Problem Statement

You are to generate a graph by the following procedure.

• Choose a simple undirected graph with N unlabeled vertices.
• Write a positive integer at most K in each vertex in the graph. Here, there must not be a positive integer at most K that is not written in any vertex.

Find the number of possible graphs that can be obtained, modulo P. (P is a prime.)

Two graphs are considered the same if and only if one can label the vertices in each graph as v_1, v_2, \dots, v_N to satisfy the following conditions.
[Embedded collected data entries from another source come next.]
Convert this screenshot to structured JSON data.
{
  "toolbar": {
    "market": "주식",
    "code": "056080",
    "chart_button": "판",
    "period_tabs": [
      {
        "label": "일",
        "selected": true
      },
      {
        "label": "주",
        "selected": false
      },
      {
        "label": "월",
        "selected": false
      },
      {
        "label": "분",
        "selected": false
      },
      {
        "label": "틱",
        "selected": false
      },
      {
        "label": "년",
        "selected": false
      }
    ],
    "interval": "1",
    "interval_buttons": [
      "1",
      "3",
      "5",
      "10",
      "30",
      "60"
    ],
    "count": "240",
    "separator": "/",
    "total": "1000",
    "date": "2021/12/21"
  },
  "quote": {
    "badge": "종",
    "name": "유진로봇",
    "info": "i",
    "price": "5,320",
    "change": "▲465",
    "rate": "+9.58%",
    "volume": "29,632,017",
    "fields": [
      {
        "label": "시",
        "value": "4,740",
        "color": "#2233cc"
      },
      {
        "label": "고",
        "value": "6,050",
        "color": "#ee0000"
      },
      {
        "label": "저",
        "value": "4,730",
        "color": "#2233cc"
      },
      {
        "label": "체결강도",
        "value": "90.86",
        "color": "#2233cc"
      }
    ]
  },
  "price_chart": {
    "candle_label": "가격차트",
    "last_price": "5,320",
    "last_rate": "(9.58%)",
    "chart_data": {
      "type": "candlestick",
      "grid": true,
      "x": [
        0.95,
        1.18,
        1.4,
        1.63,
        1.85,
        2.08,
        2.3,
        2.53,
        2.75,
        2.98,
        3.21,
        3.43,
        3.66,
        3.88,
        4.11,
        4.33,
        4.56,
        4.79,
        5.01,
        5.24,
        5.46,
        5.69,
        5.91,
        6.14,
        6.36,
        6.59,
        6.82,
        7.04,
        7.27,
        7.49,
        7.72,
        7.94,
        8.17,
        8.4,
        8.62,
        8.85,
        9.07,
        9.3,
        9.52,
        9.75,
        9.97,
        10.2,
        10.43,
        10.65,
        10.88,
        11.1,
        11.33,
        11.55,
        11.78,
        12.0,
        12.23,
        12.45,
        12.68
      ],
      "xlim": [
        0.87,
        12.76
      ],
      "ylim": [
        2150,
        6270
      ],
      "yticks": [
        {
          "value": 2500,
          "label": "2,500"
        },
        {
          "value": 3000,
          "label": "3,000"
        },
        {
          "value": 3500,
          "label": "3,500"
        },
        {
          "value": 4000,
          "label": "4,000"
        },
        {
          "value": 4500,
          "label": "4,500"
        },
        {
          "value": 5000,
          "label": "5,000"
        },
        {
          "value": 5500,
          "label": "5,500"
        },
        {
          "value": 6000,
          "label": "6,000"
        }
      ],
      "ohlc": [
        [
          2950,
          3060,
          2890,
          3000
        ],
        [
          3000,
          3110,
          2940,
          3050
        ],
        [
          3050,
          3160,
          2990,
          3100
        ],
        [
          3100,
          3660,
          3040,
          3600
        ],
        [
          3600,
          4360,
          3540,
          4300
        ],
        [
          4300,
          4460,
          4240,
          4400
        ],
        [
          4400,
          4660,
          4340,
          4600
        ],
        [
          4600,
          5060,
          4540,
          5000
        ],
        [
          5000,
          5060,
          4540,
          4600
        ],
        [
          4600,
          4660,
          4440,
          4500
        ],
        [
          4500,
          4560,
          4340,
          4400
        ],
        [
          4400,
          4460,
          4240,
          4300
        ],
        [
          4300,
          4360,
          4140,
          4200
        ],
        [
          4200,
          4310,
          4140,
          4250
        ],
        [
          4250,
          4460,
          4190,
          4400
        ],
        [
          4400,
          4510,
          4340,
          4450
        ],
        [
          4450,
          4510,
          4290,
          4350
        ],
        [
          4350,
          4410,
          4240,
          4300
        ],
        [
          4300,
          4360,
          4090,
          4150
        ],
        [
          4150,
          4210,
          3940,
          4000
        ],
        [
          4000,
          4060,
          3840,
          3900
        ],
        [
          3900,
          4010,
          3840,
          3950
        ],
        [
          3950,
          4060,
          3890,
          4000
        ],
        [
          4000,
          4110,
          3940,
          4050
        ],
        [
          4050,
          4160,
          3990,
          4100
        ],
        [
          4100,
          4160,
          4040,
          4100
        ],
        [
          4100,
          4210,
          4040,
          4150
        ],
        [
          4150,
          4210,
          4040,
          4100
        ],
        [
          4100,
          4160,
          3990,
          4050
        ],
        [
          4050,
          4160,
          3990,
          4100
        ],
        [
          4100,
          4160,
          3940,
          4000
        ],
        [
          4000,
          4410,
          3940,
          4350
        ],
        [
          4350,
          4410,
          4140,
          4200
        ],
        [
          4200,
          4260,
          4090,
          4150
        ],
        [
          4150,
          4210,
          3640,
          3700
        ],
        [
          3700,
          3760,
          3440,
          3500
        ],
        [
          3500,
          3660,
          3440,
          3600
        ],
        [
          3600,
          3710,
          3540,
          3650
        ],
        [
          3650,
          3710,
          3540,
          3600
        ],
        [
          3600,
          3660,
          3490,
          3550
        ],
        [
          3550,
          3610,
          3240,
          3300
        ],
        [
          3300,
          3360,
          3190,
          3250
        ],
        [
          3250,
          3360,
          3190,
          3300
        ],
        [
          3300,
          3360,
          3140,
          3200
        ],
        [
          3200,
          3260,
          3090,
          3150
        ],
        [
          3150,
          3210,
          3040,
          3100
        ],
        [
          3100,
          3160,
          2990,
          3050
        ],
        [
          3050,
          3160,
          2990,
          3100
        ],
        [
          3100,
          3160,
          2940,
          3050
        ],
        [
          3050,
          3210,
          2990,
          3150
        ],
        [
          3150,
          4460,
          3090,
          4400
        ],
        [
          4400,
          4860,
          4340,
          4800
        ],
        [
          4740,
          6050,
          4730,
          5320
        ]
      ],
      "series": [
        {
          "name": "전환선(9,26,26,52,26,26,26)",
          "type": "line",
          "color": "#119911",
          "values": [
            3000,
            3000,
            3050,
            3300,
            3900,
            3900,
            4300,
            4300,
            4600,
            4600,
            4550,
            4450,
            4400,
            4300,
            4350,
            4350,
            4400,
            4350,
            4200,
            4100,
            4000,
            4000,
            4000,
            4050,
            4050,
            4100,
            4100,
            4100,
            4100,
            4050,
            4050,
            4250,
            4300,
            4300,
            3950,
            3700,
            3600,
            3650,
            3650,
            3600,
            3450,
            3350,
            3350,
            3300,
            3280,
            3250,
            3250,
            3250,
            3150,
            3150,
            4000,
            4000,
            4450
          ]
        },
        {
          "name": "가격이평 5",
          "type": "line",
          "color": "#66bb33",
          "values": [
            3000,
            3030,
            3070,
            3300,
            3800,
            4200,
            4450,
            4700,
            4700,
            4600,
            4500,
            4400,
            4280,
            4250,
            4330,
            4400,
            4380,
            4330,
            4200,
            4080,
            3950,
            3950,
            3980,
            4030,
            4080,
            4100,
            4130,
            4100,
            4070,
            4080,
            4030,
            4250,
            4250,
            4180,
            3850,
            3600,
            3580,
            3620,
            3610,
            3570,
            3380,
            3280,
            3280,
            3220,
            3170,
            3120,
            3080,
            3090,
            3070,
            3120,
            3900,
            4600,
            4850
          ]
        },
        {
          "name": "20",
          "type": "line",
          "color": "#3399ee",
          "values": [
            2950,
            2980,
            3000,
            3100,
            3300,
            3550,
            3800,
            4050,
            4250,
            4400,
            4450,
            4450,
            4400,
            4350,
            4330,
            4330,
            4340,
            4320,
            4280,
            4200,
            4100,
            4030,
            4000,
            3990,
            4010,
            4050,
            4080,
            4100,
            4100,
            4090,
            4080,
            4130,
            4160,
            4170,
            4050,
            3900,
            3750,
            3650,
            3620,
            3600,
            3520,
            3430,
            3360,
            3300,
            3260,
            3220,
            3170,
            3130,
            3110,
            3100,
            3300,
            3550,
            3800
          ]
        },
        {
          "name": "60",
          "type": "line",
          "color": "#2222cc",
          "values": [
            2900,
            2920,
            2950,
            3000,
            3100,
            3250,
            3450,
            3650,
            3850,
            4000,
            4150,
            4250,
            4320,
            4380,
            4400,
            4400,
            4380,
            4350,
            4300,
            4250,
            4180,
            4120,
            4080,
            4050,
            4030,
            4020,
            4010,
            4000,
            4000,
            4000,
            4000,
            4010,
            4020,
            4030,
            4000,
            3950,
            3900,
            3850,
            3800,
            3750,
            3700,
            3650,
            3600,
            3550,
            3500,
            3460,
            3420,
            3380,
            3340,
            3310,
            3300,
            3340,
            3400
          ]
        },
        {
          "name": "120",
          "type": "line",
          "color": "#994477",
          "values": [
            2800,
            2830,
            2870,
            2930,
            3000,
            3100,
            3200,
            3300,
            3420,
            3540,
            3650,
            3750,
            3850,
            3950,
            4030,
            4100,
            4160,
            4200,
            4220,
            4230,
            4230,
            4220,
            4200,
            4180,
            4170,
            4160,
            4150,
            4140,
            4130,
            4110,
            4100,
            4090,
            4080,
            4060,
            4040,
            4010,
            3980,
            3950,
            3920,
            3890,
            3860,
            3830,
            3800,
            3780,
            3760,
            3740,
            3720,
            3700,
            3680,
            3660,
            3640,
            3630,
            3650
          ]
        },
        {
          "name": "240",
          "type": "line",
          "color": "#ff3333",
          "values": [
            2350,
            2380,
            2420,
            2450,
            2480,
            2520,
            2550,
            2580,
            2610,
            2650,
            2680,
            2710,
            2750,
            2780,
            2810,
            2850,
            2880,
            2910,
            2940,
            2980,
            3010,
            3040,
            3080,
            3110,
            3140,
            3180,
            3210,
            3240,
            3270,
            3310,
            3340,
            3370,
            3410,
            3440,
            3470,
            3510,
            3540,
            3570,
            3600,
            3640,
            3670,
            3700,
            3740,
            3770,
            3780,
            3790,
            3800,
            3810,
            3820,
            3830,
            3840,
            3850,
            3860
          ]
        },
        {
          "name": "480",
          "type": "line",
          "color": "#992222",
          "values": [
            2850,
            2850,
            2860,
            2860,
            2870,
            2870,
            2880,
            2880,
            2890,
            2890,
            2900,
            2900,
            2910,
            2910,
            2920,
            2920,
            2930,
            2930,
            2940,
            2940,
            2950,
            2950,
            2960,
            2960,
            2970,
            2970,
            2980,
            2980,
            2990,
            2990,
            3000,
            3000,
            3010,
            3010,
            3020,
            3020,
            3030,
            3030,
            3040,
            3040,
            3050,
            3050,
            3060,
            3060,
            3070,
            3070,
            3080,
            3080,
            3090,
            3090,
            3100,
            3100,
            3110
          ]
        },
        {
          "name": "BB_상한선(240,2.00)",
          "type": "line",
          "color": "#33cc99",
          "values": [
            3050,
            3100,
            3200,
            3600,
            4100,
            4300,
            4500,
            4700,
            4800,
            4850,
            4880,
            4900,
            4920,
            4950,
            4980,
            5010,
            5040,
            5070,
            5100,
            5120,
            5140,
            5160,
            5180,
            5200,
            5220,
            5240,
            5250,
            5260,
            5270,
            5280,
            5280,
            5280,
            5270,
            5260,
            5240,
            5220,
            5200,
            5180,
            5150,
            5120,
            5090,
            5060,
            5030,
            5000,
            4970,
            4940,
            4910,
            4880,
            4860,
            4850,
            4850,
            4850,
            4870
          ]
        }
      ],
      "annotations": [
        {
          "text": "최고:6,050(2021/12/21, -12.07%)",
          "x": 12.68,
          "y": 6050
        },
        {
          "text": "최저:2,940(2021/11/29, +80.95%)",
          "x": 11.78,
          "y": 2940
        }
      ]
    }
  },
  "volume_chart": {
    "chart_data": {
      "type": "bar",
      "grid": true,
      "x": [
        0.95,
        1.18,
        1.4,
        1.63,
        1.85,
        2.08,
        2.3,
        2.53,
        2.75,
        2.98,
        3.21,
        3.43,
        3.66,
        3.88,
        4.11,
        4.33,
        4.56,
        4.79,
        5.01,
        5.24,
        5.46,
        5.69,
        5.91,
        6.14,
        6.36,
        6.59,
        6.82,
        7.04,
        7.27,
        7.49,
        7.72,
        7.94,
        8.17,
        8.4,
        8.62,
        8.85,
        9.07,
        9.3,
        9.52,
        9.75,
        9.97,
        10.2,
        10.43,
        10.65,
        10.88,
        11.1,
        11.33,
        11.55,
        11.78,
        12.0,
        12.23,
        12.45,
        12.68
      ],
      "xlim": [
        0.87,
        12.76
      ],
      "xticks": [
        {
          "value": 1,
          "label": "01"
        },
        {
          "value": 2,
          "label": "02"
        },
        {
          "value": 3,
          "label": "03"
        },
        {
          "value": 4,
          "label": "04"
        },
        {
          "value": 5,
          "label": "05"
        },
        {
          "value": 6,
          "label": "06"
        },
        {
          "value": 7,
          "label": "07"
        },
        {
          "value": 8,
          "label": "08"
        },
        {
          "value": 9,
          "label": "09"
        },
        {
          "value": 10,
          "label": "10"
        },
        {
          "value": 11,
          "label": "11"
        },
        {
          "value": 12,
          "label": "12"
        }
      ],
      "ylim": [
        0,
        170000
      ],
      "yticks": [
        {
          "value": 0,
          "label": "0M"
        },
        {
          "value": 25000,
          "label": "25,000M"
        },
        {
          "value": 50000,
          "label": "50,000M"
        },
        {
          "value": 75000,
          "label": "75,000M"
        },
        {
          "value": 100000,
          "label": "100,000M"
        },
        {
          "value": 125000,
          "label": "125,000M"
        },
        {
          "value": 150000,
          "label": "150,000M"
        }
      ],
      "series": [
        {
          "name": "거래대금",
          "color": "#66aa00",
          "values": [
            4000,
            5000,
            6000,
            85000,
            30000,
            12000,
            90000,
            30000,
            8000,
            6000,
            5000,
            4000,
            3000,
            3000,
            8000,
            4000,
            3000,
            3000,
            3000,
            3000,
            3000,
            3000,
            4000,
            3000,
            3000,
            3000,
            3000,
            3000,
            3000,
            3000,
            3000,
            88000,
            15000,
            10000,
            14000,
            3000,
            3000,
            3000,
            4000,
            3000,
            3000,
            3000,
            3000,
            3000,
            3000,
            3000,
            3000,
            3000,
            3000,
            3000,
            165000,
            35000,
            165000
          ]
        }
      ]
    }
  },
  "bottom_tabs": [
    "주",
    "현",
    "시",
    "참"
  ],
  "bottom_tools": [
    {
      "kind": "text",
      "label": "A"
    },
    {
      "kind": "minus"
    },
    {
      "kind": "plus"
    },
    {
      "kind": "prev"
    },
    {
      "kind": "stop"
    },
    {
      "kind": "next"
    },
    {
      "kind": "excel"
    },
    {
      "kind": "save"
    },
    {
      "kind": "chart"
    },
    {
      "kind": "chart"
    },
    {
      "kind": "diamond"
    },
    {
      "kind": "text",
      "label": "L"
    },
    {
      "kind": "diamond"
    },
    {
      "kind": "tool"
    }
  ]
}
• For every i such that 1 \leq i \leq N, the numbers written in vertex v_i in the two graphs are the same.
• For every i and j such that 1 \leq i \lt j \leq N, there is an edge between v_i and v_j in one of the graphs if and only if there is an edge between v_i and v_j in the other graph.

Constraints

• 1 \leq K \leq N \leq 30
• 10^8 \leq P \leq 10^9
• P is a prime.
• All values in the input are integers.

Sample Input 1

3 1 998244353

Sample Output 1

4

The following four graphs satisfy the condition.

Sample Input 2

3 2 998244353

Sample Output 2

12

The following 12 graphs satisfy the condition.

Sample Input 3

5 5 998244353

Sample Output 3

1024

Sample Input 4

30 15 202300013

Sample Output 4

62712469